SeaDNA wrote:Good point Cap'n Jack, but I don't hunt in popular areas. Most folks don't for the reasons stated. I just see it as yet another incremental attack on our ability to put food on the table in a manner we see fit. There is no best available science to support it.
You say this, yet later you are cool with everything as long as we pay a fee or tax? If divers were paying $200/year in taxes would you be okay with a ban on all GPO harvest across the sound? I suspect you don't really want to go down the road of having policy set by the largest pocketbooks -- that only sounds good when it looks like you can frame the argument so that you're economically winning, its not going to look so good if you wind up in conflict with someone bigger than you. You also might get surprised if some billionnaire liberal decides to save the GPOs, while it turns out not many billionnaires like to hunt them.
You should really be either against hunting bans or not.
Post a sign, or signs, make it an honor system. Based upon my experience with other divers, and seeing the honesty amongst folks here finding lost gear and getting it back to the rightful owner, if you post it, 99.9% will abide by it. Fairly honorable group, wouldn't you agree?
That's what we had going into this mess. It took one diver. 99.9% of divers do not catch GPOs at Cove 2 already.
Going about it as it is sets the stage for future MPA's and junk science.
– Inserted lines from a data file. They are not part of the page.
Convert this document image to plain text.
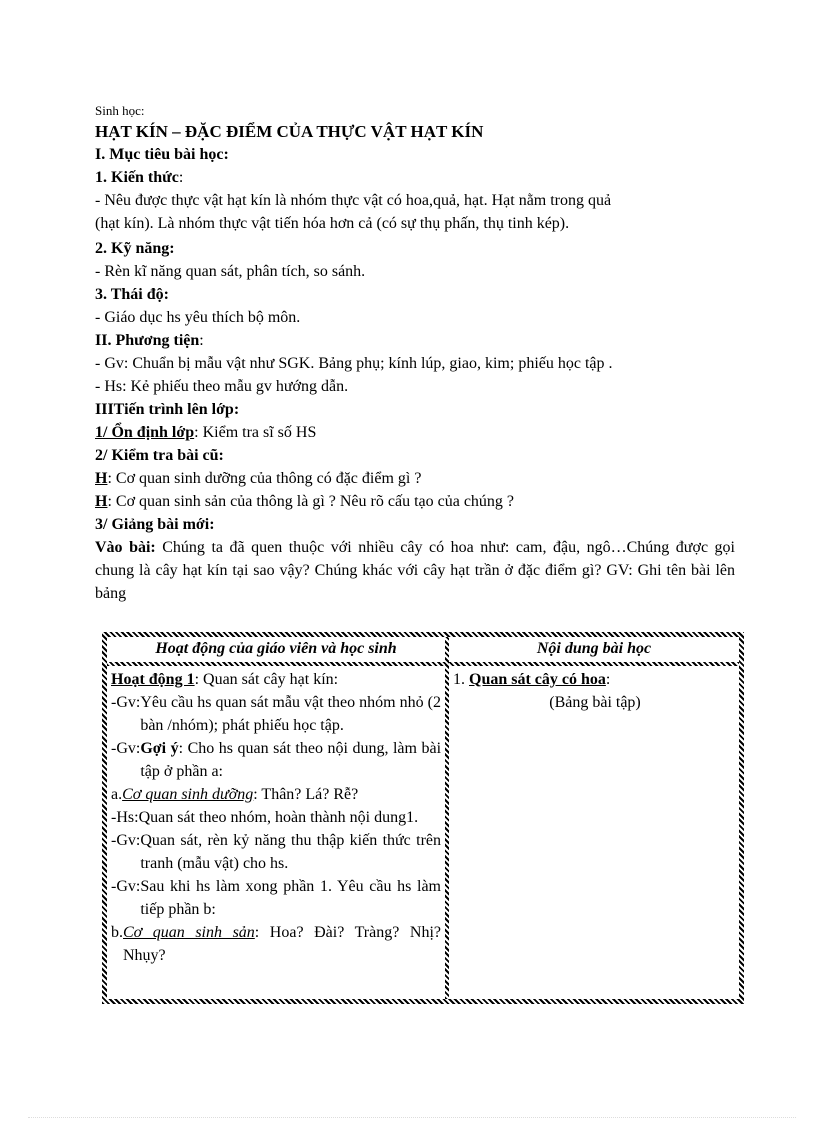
Sinh học:
HẠT KÍN – ĐẶC ĐIỂM CỦA THỰC VẬT HẠT KÍN
I. Mục tiêu bài học:
1. Kiến thức:
- Nêu được thực vật hạt kín là nhóm thực vật có hoa,quả, hạt. Hạt nằm trong quả
(hạt kín). Là nhóm thực vật tiến hóa hơn cả (có sự thụ phấn, thụ tinh kép).
2. Kỹ năng:
- Rèn kĩ năng quan sát, phân tích, so sánh.
3. Thái độ:
- Giáo dục hs yêu thích bộ môn.
II. Phương tiện:
- Gv: Chuẩn bị mẫu vật như SGK. Bảng phụ; kính lúp, giao, kim; phiếu học tập .
- Hs: Kẻ phiếu theo mẫu gv hướng dẫn.
IIITiến trình lên lớp:
1/ Ổn định lớp: Kiểm tra sĩ số HS
2/ Kiểm tra bài cũ:
H: Cơ quan sinh dưỡng của thông có đặc điểm gì ?
H: Cơ quan sinh sản của thông là gì ? Nêu rõ cấu tạo của chúng ?
3/ Giảng bài mới:
Vào bài: Chúng ta đã quen thuộc với nhiều cây có hoa như: cam, đậu, ngô…Chúng được gọi chung là cây hạt kín tại sao vậy? Chúng khác với cây hạt trần ở đặc điểm gì? GV: Ghi tên bài lên bảng
Hoạt động của giáo viên và học sinh	Nội dung bài học
Hoạt động 1: Quan sát cây hạt kín:
-Gv: Yêu cầu hs quan sát mẫu vật theo nhóm nhỏ (2 bàn /nhóm); phát phiếu học tập.
-Gv: Gợi ý: Cho hs quan sát theo nội dung, làm bài tập ở phần a:
a. Cơ quan sinh dưỡng: Thân? Lá? Rễ?
-Hs: Quan sát theo nhóm, hoàn thành nội dung1.
-Gv: Quan sát, rèn kỷ năng thu thập kiến thức trên tranh (mẫu vật) cho hs.
-Gv: Sau khi hs làm xong phần 1. Yêu cầu hs làm tiếp phần b:
b. Cơ quan sinh sản: Hoa? Đài? Tràng? Nhị? Nhụy?
1. Quan sát cây có hoa:
(Bảng bài tập)
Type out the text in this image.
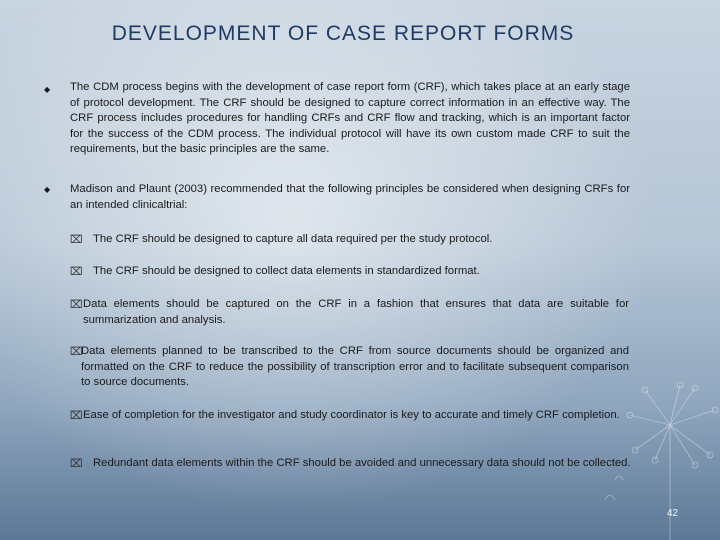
DEVELOPMENT OF CASE REPORT FORMS
◆
The CDM process begins with the development of case report form (CRF), which takes place at an early stage of protocol development. The CRF should be designed to capture correct information in an effective way. The CRF process includes procedures for handling CRFs and CRF flow and tracking, which is an important factor for the success of the CDM process. The individual protocol will have its own custom made CRF to suit the requirements, but the basic principles are the same.
◆
Madison and Plaunt (2003) recommended that the following principles be considered when designing CRFs for an intended clinicaltrial:
⌧ The CRF should be designed to capture all data required per the study protocol.
⌧ The CRF should be designed to collect data elements in standardized format.
⌧ Data elements should be captured on the CRF in a fashion that ensures that data are suitable for summarization and analysis.
⌧
Data elements planned to be transcribed to the CRF from source documents should be organized and formatted on the CRF to reduce the possibility of transcription error and to facilitate subsequent comparison to source documents.
⌧ Ease of completion for the investigator and study coordinator is key to accurate and timely CRF completion.
⌧ Redundant data elements within the CRF should be avoided and unnecessary data should not be collected.
42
That is vastly overreaching. The problem here was that you had two groups of divers with two immediately conflicting concerns -- taking pics and vid of a particular octo den in cove 2 vs eating that octo. It didn't have much to do with economics and bring up junk science is a red herring that has nothing to bear on this issue. It wasn't about science, it was about the utilization of a common resource -- good old human conflict. Lots of laws and regulations have no science behind them and are about regulating social conflict.
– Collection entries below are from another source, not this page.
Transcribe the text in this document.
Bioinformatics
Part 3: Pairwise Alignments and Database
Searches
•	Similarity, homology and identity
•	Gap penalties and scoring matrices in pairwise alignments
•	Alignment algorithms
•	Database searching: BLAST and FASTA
And there is 1,332 miles of shoreline in puget sound. These regulations affect less than 1% of that. The other >99% of it are open to harvest. If anyone takes a GPO anywhere else its legal now. If anyone takes a GPO at cove 2 in the future, then enforcement is simple and there's no need for any more regulations. You got into the situation that you are most worried about where people who want to ban *all* hunting are showing up and complaining to the government precisely because there were no regulations. With regulations, in the future, this becomes largely a non-issue. If shop owners or other hunters hear divers planning to take octos from cove 2 they can point the divers at the written regulations which will head off conflict, and they can redirect the divers to other sites. If a diver still takes a GPO from cove 2 then they get ticketed by WDFW and is not like you can put cove 2 on a secret double-probation ban, its already banned.